Kristin Hannah looks at the Dust Bowl from a mother’s perspective

The hit novelist’s new book follows Elsa as she leaves Texas for California with her children

The Four Winds. By Kristin Hannah. Macmillan; 464 pages; $28.99 and £16.99

FLORENCE OWENS THOMPSON was 32 when she became the human face of the Great Depression in America. In “Migrant Mother” (1936, pictured), Dorothea Lange’s famous photograph, Owens Thompson is pictured with three of her seven children, her brow furrowed and her gaze distant. Widowed five years previously, she took odd jobs to support her brood, working in restaurants, following the crops which were in season and picking cotton. When Lange took the photo, the family was living in a camp in Nipomo, California, with other pea-pickers out of work due to a poor harvest. “I done a little bit of everything to make a living for my kids,” Owens Thompson said.

“The Four Winds” by Kristin Hannah, a bestselling novelist, tells a similar story of hardship and maternal devotion. Unlike “The Grapes of Wrath”, John Steinbeck’s seminal work of 1939, it chronicles the Dust Bowl, when storms and drought led more than 3m people to abandon their farms in the Great Plains, solely from a female perspective. Elsa has married into the Martinellis, a family of hardworking labourers, following an accidental pregnancy; though her relationship with her husband Rafe lacks intimacy, she finds succour in tending to the land and livestock of their smallholding in Texas and bringing up their children, Loreda and Anthony.

As conditions worsen, Rafe begins to dream of California, touted as “the land of milk and honey”. He flees in the middle of the night, leaving Elsa and her in-laws to care for the youngsters. The arrival of scientists from the Civilian Conservation Corps, a federal relief programme, offers some hope, but the storms intensify further and food supplies dwindle. When Anthony falls ill with dust pneumonia, Elsa decides that they, too, must make the perilous trip to California.

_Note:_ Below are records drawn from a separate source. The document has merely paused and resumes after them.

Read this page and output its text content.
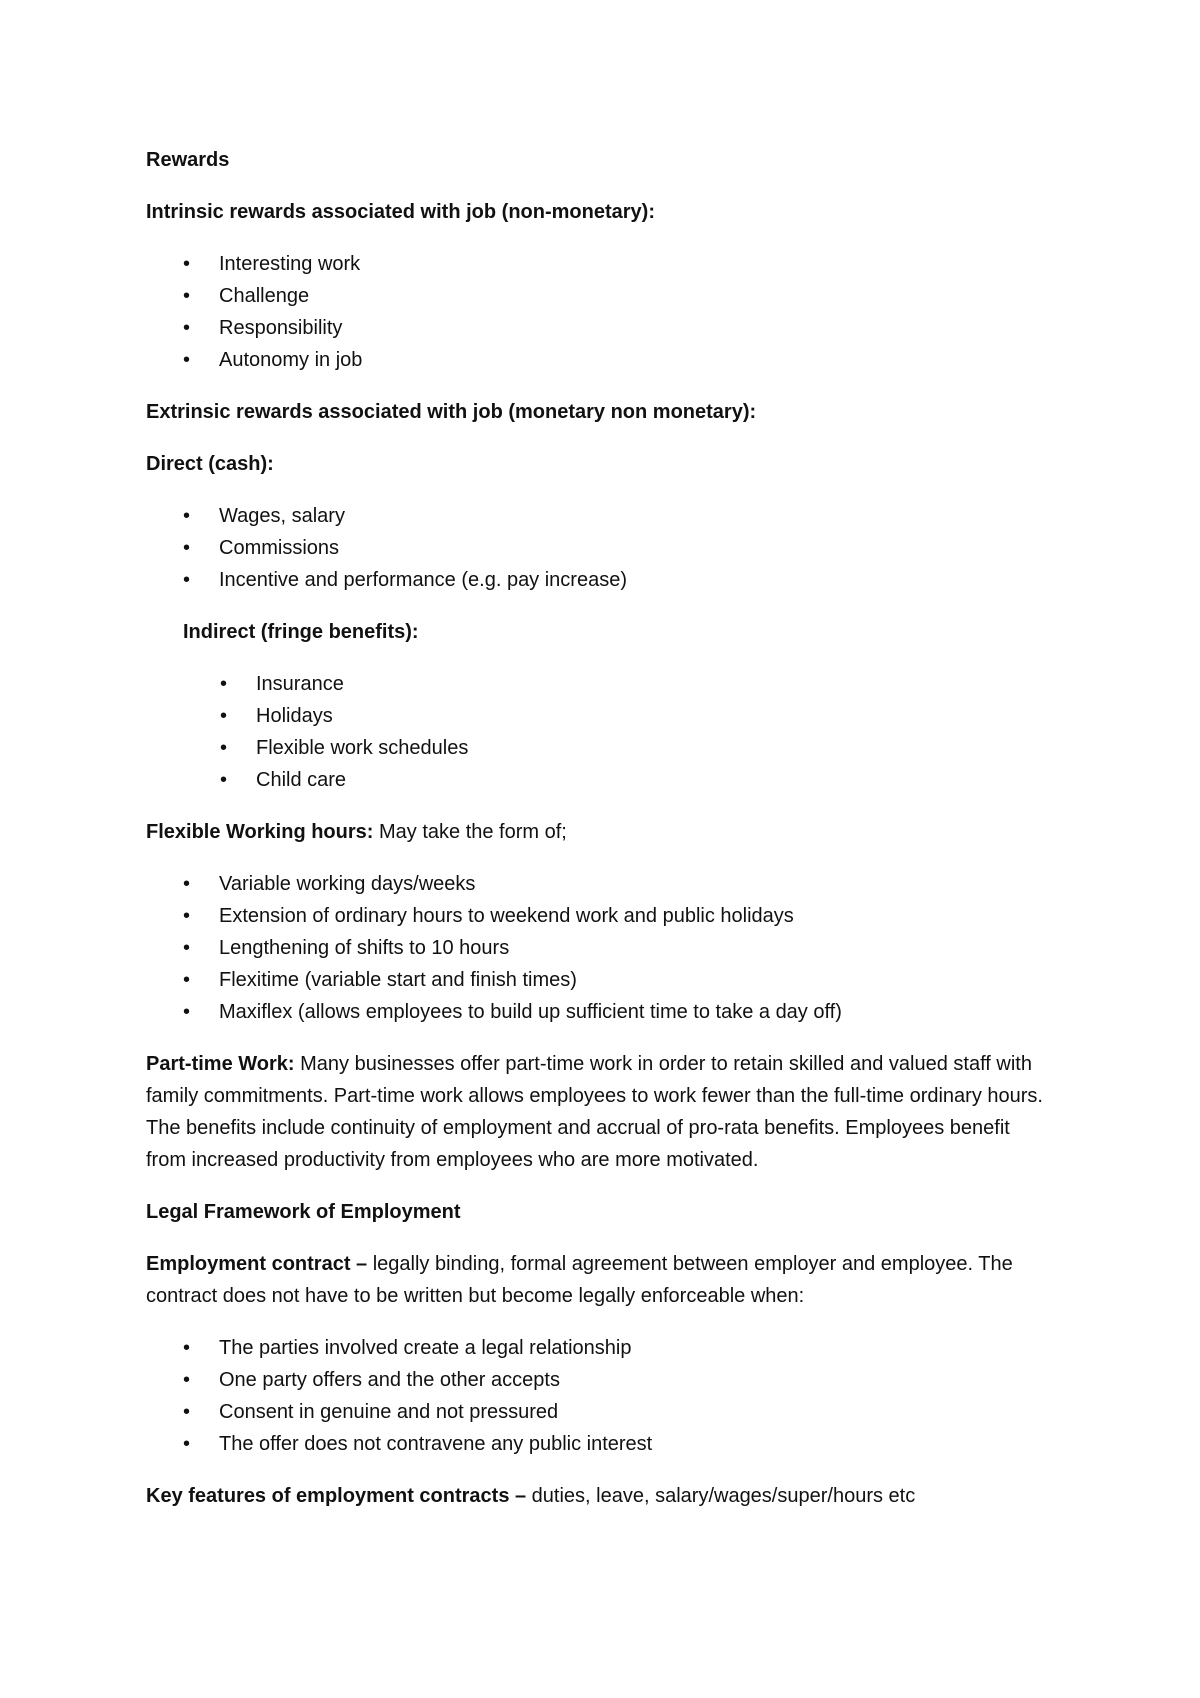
Rewards

Intrinsic rewards associated with job (non-monetary):

• Interesting work
• Challenge
• Responsibility
• Autonomy in job

Extrinsic rewards associated with job (monetary non monetary):

Direct (cash):

• Wages, salary
• Commissions
• Incentive and performance (e.g. pay increase)

Indirect (fringe benefits):

• Insurance
• Holidays
• Flexible work schedules
• Child care

Flexible Working hours: May take the form of;

• Variable working days/weeks
• Extension of ordinary hours to weekend work and public holidays
• Lengthening of shifts to 10 hours
• Flexitime (variable start and finish times)
• Maxiflex (allows employees to build up sufficient time to take a day off)

Part-time Work: Many businesses offer part-time work in order to retain skilled and valued staff with family commitments. Part-time work allows employees to work fewer than the full-time ordinary hours. The benefits include continuity of employment and accrual of pro-rata benefits. Employees benefit from increased productivity from employees who are more motivated.

Legal Framework of Employment

Employment contract – legally binding, formal agreement between employer and employee. The contract does not have to be written but become legally enforceable when:

• The parties involved create a legal relationship
• One party offers and the other accepts
• Consent in genuine and not pressured
• The offer does not contravene any public interest

Key features of employment contracts – duties, leave, salary/wages/super/hours etc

As the Joads find in Steinbeck’s novel, California is not an idyll. With so many migrant workers crossing the border, farmers decide that they can get away with underpaying their pickers. The roadside camp in which the Martinellis live is squalid; government relief is wanting. Local residents turn their backs and express bigoted views about “Okies” (a catch-all term for those who have arrived looking for work on farms). When the labourers organise a strike for better wages, violence ensues.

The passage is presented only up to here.